Heartache and what comes after it is a topic that runs through this album; “Will You Still Love Me” is a naked plea that questions the nature of acceptance, while “Heaven” likens falling in and out of love to taking drugs—how it feels, what happens when it wears off, and what’s gained and lost in the process. “Your mind and body go somewhere else—you start to see your demons,” Just Loud opens up about the perspective that led him to write the song. “Does it feel like heaven when I’m gone now? Or are you still in hell?

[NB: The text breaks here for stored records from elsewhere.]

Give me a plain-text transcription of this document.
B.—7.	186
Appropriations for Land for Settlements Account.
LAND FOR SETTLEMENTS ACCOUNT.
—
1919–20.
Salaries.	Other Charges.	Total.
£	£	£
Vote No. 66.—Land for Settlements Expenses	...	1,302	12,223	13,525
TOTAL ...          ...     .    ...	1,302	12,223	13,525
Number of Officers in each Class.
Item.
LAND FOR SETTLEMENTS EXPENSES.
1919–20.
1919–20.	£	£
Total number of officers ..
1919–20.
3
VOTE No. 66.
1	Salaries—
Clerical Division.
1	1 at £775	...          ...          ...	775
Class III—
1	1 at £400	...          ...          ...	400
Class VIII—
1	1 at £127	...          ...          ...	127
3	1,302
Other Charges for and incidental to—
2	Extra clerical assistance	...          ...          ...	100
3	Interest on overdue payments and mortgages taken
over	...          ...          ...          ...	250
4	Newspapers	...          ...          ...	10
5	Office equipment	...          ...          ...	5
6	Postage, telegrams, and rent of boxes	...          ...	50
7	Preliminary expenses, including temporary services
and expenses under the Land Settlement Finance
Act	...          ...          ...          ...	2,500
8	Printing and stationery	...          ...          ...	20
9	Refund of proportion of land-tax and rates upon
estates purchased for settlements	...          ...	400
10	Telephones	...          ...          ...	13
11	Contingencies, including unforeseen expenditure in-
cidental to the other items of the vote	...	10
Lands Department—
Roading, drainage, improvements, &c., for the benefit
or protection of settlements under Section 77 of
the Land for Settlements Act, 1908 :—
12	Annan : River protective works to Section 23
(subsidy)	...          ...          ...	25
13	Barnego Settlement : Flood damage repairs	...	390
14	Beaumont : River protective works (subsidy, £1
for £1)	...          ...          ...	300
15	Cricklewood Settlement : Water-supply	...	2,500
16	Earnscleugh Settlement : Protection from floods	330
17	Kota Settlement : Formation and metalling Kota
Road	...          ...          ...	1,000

I don’t need those extra things anymore to be—I’m comfortable being me now, and having a voice without the extra stuff.”

Indeed, this album is the sound of Just Loud finding himself and who he wants to be—for himself, yes, but also for all those out there who find themselves without a voice, wishing they could finally get the courage to speak up. “I’m starting a riot,” he states passionately. “It’s time for all the people who have been manipulated, victimized, and challenged—I’m calling everyone together, back to the surface. Everyone tries to be so fucking cool, and I got sick and tired of trying to fit in. I want to tell people that you don’t have to do it alone. If I was able to discover my voice, you can do the same.” What’s more inspiring than that?